From the little group of low, stone buildings, men who must have sprung from a race of giants, rushed out in answer to the voice of our motor. I had never seen such wonderful men, unless, perhaps, Mr. Barrymore might be like them, if dressed as they were. Not one of the splendid band was under six feet in height, and many were much taller. On their handsome, close-cropped heads they wore gold-braided turbans over one ear. Their long coats, falling to the knee, were of green, or red, or white, open to show waistcoats crusted with gold embroidery. Round their slim waists were wound voluminous sashes stuck full of sheathed knives and huge pistols. Some had richly ornamented leather boots reaching half way up their long, straight legs, while others wore white leggings, with knitted stockings pulled up over them.

In a moment these gorgeous giants and their mean village were gone for us; but our road took us past persons walking towards the town; men, young and old, tall, beautiful boys, and white-clad women driving sheep, who knitted their husbands' stockings as they walked.

Here and there in a deep pit among the tumbled grey rocks would be a little vivid green dell, with a fairy ring of cultivated vegetation. This would be guarded, perhaps, by a hut of stone, almost savage in the crudeness of its construction. It was as if the proud people of this remote, mountain world, wishing to owe their all to their own country, nothing to outsiders, had preferred to make their houses with their own hands out of their own rocks, hewing the walls and roofing them with thatch from grass grown in their own pastures.

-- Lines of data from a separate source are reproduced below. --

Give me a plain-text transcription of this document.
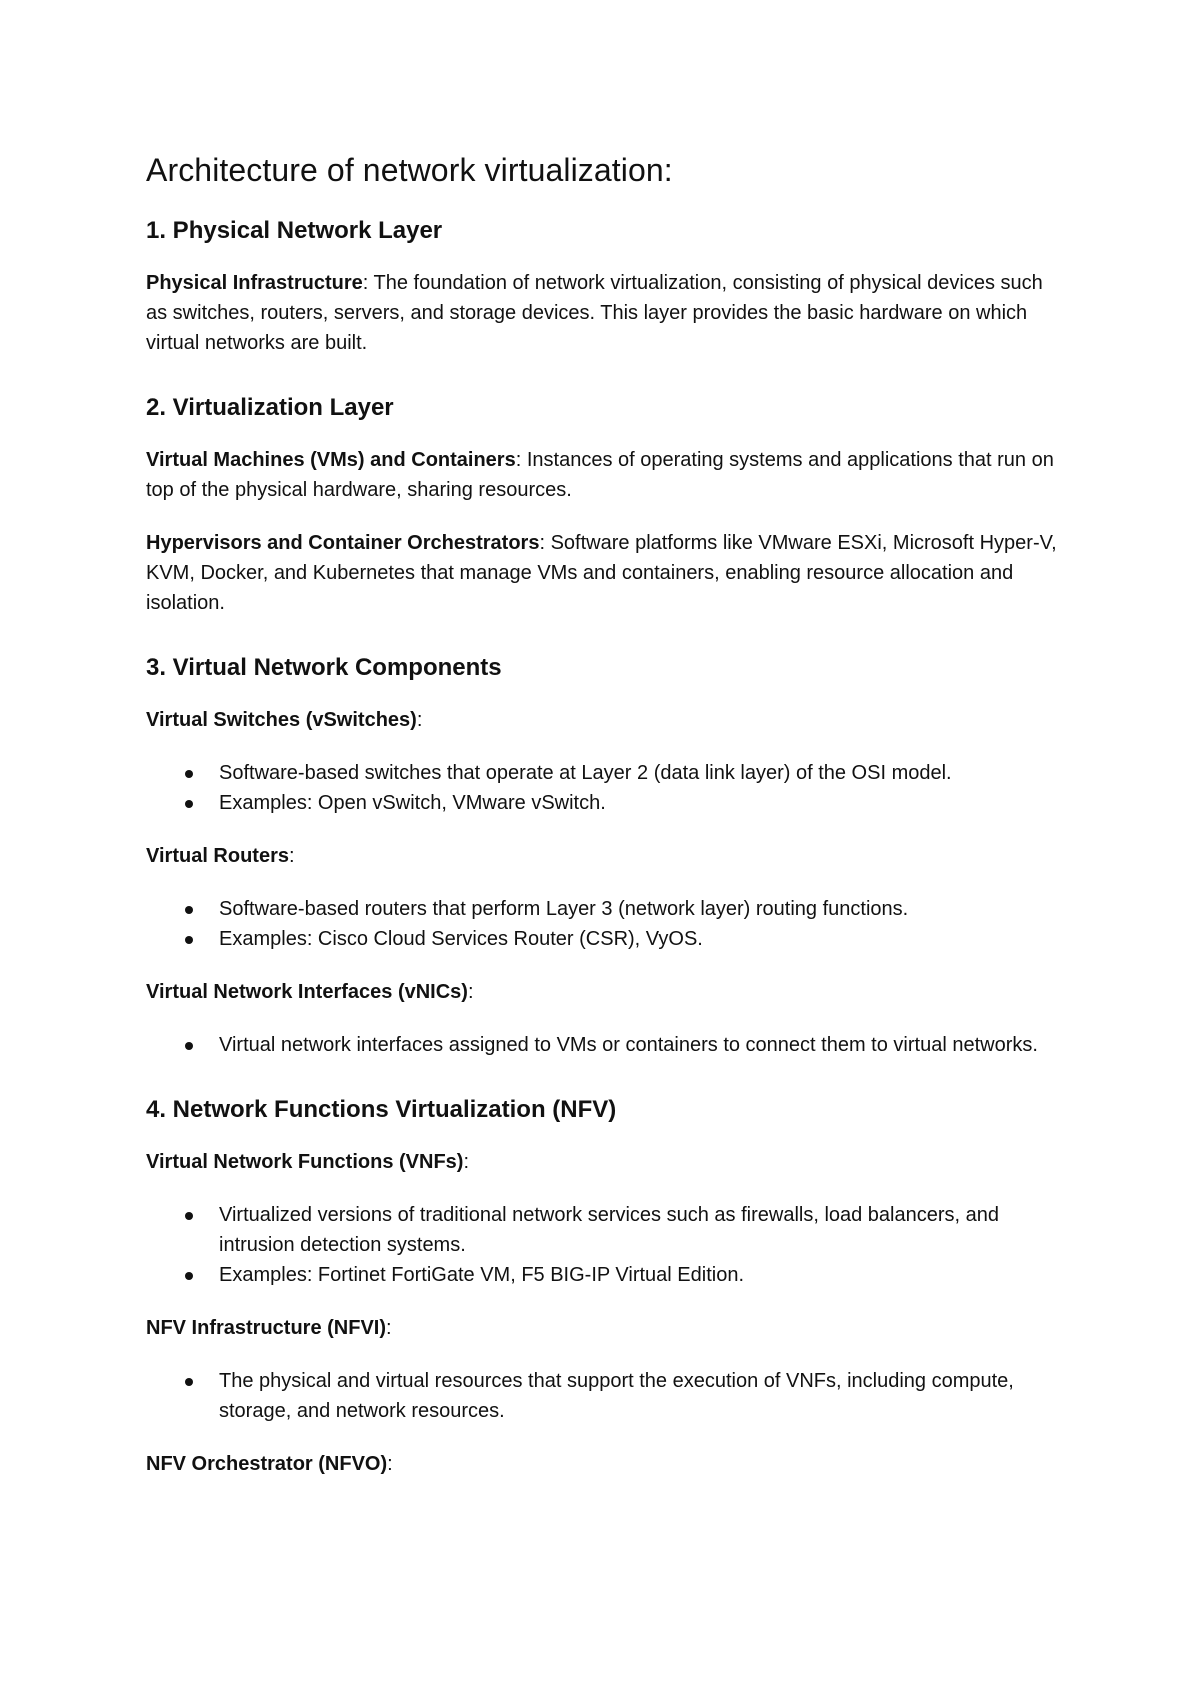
Architecture of network virtualization:
1. Physical Network Layer

Physical Infrastructure: The foundation of network virtualization, consisting of physical devices such as switches, routers, servers, and storage devices. This layer provides the basic hardware on which virtual networks are built.

2. Virtualization Layer

Virtual Machines (VMs) and Containers: Instances of operating systems and applications that run on top of the physical hardware, sharing resources.

Hypervisors and Container Orchestrators: Software platforms like VMware ESXi, Microsoft Hyper-V, KVM, Docker, and Kubernetes that manage VMs and containers, enabling resource allocation and isolation.

3. Virtual Network Components

Virtual Switches (vSwitches):

Software-based switches that operate at Layer 2 (data link layer) of the OSI model.
Examples: Open vSwitch, VMware vSwitch.

Virtual Routers:

Software-based routers that perform Layer 3 (network layer) routing functions.
Examples: Cisco Cloud Services Router (CSR), VyOS.

Virtual Network Interfaces (vNICs):

Virtual network interfaces assigned to VMs or containers to connect them to virtual networks.
4. Network Functions Virtualization (NFV)

Virtual Network Functions (VNFs):

Virtualized versions of traditional network services such as firewalls, load balancers, and intrusion detection systems.
Examples: Fortinet FortiGate VM, F5 BIG-IP Virtual Edition.

NFV Infrastructure (NFVI):

The physical and virtual resources that support the execution of VNFs, including compute, storage, and network resources.

NFV Orchestrator (NFVO):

Impressed, almost terrified by the loneliness of this desolate land of giants, lit fiercely now by the lurid glow of sunset, I searched the distance for some towering hill crowned by a castle which might be Hrvoya. But there were no castles, even ruined castles, in this region of high rocks and lonely huts, and the red horizon was hemmed coldly in by a range of ghostly, snow-clad mountains.

"What mountains are those, far away?" I could not resist asking.

"They are the mountains of Albania," the Prince answered.

"Why, but that sounds as if we were at the end of the world!" I cried, startled.

He laughed over his shoulder. "And I am the last man in it! What did I say to you yesterday?"

This reminder brought back the anger I was forgetting in my need of human fellowship, and I did not speak again, but hugged little Airole the closer, nestled under the warm rug.

At the end of a long, straight road that stretched before us I could see a single, pale yellow light suddenly flash up in the twilight like a lonely primrose, and farther on a little knot of other lights blossomed in the dusk.